Pierce Island is a small island in the Piscataqua River that belongs to the city of Portsmouth, New Hampshire.
The Piscataqua River has some of the fastest tidal currents of any river on the eastern coast of the U.S.
Bridges 4x6 watercolor
The island looks across the river at Badger's Island and Seavey's Island in Kittery, Maine which were the homes of famous shipyards that built fleets of clipper ships. When I first moved to the seacoast I lived in a house in a tiny, quiet neighborhood on Badger's Island.
The Portsmouth Naval Shipyard is on Seavey's Island. It is a hub of activity where they repair submarines.
Pierce Island is a quiet place on a busy harbor. It has walking trails, picnic areas, a swimming pool, a boat launch and the state wharf.
Wild roses grow in profusion all over the island.

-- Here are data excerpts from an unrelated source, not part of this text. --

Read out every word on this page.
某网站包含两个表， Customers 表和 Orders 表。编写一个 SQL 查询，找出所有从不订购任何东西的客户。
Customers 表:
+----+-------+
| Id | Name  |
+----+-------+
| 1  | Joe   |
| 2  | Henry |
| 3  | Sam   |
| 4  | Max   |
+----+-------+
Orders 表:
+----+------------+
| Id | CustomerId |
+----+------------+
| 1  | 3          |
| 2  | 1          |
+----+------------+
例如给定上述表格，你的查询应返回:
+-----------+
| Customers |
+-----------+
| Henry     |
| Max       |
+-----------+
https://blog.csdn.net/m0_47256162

It's July so the rose hips are ripe. They are high in vitamin c and make the best jam and tea!
Plein Air Painters of Maine were meeting on the island to paint for the day. I found a parking spot right on the river front. My good friend Ellen arrived and set up to paint near me.
It was overcast with fast moving clouds heading out to sea. The weather report predicted thunder storms. I stayed close to my car to paint. Everyone who sees my car loves to look in it at all my painting gear. It looks like a treasure chest to them.

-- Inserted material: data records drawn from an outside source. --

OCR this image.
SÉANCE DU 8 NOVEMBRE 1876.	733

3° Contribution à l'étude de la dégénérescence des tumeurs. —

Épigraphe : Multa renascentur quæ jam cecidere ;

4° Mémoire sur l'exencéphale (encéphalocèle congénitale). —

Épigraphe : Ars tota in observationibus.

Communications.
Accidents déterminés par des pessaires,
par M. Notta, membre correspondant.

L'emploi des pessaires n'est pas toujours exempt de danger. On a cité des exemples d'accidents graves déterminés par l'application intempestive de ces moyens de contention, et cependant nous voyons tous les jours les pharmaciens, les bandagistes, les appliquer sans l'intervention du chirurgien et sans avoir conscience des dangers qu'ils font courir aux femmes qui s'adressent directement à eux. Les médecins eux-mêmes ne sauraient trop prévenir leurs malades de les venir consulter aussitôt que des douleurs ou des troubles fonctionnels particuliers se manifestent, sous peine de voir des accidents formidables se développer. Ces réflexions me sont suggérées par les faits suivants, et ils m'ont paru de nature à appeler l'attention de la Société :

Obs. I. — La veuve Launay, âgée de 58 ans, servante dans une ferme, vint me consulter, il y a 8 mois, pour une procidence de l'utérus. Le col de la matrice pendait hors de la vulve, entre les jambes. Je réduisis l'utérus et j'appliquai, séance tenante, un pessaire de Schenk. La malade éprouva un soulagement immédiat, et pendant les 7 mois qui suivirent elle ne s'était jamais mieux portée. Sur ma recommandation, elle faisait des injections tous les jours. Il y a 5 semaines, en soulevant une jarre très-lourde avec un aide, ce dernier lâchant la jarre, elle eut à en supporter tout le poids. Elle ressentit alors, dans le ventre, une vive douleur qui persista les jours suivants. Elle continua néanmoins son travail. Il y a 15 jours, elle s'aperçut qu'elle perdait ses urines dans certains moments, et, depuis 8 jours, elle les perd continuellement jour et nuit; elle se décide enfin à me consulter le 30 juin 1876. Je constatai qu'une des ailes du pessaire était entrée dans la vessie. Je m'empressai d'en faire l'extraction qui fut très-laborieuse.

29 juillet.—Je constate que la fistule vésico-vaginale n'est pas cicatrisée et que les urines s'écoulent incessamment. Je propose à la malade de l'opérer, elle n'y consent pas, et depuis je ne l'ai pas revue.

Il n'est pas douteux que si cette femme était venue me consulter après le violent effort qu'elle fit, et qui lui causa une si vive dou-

Ellen was painting in pastels. What a different set up than mine ! She needs different types of pastels and a variety of colors. She has all these boxes of colors she brings. She sets them up on a small table.
She showed me how she sketched in her design and the types of pastels she used for sketching.

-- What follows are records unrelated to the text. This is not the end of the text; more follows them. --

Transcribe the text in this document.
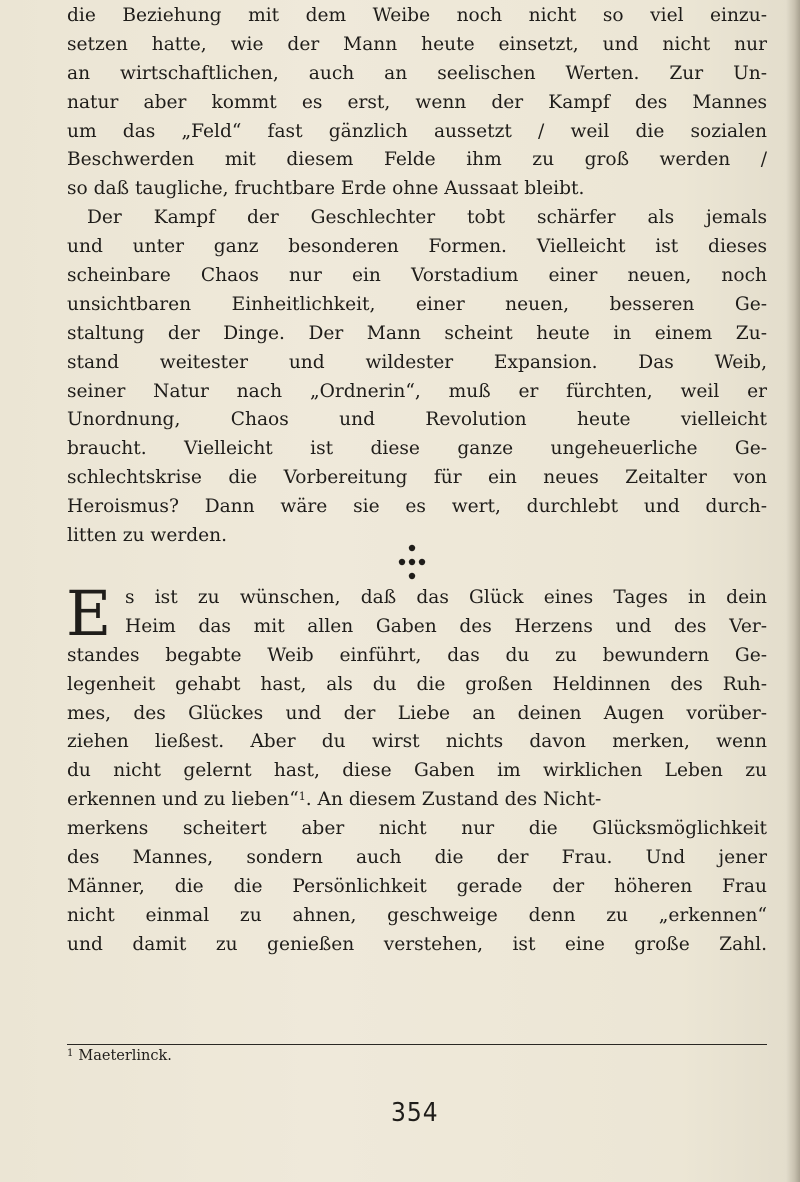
die Beziehung mit dem Weibe noch nicht so viel einzu-
setzen hatte, wie der Mann heute einsetzt, und nicht nur
an wirtschaftlichen, auch an seelischen Werten. Zur Un-
natur aber kommt es erst, wenn der Kampf des Mannes
um das „Feld“ fast gänzlich aussetzt / weil die sozialen
Beschwerden mit diesem Felde ihm zu groß werden /
so daß taugliche, fruchtbare Erde ohne Aussaat bleibt.
Der Kampf der Geschlechter tobt schärfer als jemals
und unter ganz besonderen Formen. Vielleicht ist dieses
scheinbare Chaos nur ein Vorstadium einer neuen, noch
unsichtbaren Einheitlichkeit, einer neuen, besseren Ge-
staltung der Dinge. Der Mann scheint heute in einem Zu-
stand weitester und wildester Expansion. Das Weib,
seiner Natur nach „Ordnerin“, muß er fürchten, weil er
Unordnung, Chaos und Revolution heute vielleicht
braucht. Vielleicht ist diese ganze ungeheuerliche Ge-
schlechtskrise die Vorbereitung für ein neues Zeitalter von
Heroismus? Dann wäre sie es wert, durchlebt und durch-
litten zu werden.
E s ist zu wünschen, daß das Glück eines Tages in dein
Heim das mit allen Gaben des Herzens und des Ver-
standes begabte Weib einführt, das du zu bewundern Ge-
legenheit gehabt hast, als du die großen Heldinnen des Ruh-
mes, des Glückes und der Liebe an deinen Augen vorüber-
ziehen ließest. Aber du wirst nichts davon merken, wenn
du nicht gelernt hast, diese Gaben im wirklichen Leben zu
erkennen und zu lieben“$^1$. An diesem Zustand des Nicht-
merkens scheitert aber nicht nur die Glücksmöglichkeit
des Mannes, sondern auch die der Frau. Und jener
Männer, die die Persönlichkeit gerade der höheren Frau
nicht einmal zu ahnen, geschweige denn zu „erkennen“
und damit zu genießen verstehen, ist eine große Zahl.
$^1$ Maeterlinck.
354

I was painting with a limited palette of lemon yellow, medium red, ultramarine blue, burnt sienna and white. I premixed all my color groups before I started to paint.
The sun broke through the cloud cover every now and then. The tide was going out and the light was changing drastically.
Ellen was laying down areas of different colors, then blending them together with her fingers.
I moved my easel and palette into the shade so I could see the colors I was mixing accurately.
The sun was out, it became warm and I loaned Ellen my hat. It was actually getting hot !
After she placed in her foreground Ellen drew in the placement of the bridges. Wow, what a different approach with this dry medium. She drew right on top of all the other colors.
I can't do that easily with wet oil paint.
I have to wait for it to set up or use something to speed up the drying time.
The tide was now all the way out and the Memorial Bridge opened up to the top. People watching were getting excited hoping a big ship would come through.
When I lived on Badger's Island I used to watch ships come and go all the time. I could look out my kitchen window and a ship bigger than a five story building would go by. I got used to it. It was part of life on an island in a busy harbor.